Have you ever been forced to listen to a speaker who made you work to stay awake? Some speakers hold your attention by making you feel like the most important person in the audience. Others look like they couldn't care less whether you were there or not and made you feel they wished they were anyplace else but here.
Many people feel that speaking in public is like walking barefoot on hot coals. You can see their discomfort. They can't stand still. They constantly shift their balance from one foot to the other, like marching in place.
For others, standing in front of an audience is like facing a firing squad. They plant themselves on a spot and freeze, afraid to move an inch in any direction or they might get shot. Or they hide behind the lectern, afraid to move out from behind its protective shield to get close to their listeners.
Then there are the ones who can't figure out where to put their hands. They lean on the podium, fiddle with their glasses, juggle their slide pointer, run their hands through their hair, hitch up their slacks, scratch an itch, cough, and blink. Bottom line, they distract you from hearing what they're saying because you're hypnotized by all the nervous movements they've brought along with their speech.
How you use your body and your hands is a major element of being a speaker who's easy to listen to. The audience will focus on what you're saying if you stand before them looking confident, sure of yourself and happy to be there for the next 20-40 minutes. Here is a basic technique that'll make you look and feel cool and competent, no matter what's going on inside.

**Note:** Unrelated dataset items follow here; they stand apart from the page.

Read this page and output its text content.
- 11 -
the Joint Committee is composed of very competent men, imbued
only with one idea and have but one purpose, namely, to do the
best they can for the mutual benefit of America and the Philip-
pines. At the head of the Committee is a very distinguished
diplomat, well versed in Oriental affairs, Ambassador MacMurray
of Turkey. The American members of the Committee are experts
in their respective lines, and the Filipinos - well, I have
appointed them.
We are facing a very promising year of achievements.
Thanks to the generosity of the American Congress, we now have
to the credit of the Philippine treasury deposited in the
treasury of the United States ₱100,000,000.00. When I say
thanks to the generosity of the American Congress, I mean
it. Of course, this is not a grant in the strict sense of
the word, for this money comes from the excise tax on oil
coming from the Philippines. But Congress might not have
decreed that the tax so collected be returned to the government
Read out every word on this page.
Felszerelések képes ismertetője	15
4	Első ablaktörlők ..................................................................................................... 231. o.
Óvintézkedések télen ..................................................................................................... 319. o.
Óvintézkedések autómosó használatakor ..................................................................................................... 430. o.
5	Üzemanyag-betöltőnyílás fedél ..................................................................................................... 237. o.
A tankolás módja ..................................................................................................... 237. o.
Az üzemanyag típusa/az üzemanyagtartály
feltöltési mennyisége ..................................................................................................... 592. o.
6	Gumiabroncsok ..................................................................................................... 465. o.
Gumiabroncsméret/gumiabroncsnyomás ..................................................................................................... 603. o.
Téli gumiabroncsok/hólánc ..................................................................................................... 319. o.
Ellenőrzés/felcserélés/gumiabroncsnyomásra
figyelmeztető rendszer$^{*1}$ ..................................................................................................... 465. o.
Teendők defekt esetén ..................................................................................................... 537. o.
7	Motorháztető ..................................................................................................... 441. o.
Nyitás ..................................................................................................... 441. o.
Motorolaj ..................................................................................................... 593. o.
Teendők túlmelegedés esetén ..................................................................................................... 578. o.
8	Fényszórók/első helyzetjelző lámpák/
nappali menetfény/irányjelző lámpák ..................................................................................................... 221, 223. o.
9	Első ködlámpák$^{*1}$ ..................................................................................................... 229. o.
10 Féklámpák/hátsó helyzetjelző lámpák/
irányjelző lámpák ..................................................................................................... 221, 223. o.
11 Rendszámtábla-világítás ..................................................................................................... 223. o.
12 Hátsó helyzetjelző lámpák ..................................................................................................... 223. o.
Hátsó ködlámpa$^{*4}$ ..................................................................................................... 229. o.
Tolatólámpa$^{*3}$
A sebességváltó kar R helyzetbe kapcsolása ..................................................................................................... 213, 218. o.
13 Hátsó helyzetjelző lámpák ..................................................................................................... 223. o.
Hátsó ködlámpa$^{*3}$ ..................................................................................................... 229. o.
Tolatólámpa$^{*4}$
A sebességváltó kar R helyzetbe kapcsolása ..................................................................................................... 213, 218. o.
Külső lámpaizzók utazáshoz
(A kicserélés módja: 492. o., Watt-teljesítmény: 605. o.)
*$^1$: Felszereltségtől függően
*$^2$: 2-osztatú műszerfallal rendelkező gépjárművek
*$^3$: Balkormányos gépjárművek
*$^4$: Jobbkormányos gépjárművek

Before you start to speak, take three deep breaths and look the audience in the eye. Move your head from left to right and back again, taking in everyone seated before you. Smile. Choose three people to speak directly to, one on the left, center and right. These are your guideposts to make sure you'll always make eye contact with the whole audience.
If you're behind a lectern, settle your notes comfortably before you start. If you're using a slide clicker, hold it gently, don't squeeze it to death. Remember not to lean on the lectern. You can use one hand to gesture while the other rests on it gently if you like. Keep smiling.
When you're rehearsing your speech ahead of time, find a few appropriate moments to move away from the lectern and speak directly to the audience. Get as close to them as you comfortably can. Keep your eyes on them as you make your key point, bending your elbows gently as you gesture to emphasize your key phrases. When you've finished discussing this point, walk back toward the lectern and repeat the process a few minutes later. Remember to keep glancing at your three chosen people on the left, center and right.
Moving gently and slowly this way will make it easier for the audience to both see and hear you. Bending your elbows gives the impression that you're relaxed and comfortable in your skin. Standing in one spot while you're making your key points helps you make direct eye contact with the audience and let your passion for your subject shine through.
Focus on the audience members who are really listening. Don't worry about the ones who aren't. As long as you continue to look at your three chosen listeners, the entire audience will hear and see you. You'll seem comfortable, in control and glad to be talking to them. Your body will move gracefully, your gestures will be natural, and the audience will be focusing on how strong and confident you appear.
You'll never have to worry about where to stand or how to move about the stage because you'll know exactly what to do at every moment. You can focus on the gift you're giving the audience. The more you concentrate on them, the less you'll think about yourself. When you forget to think about yourself, you automatically become the unique and sexy speaker they came to hear!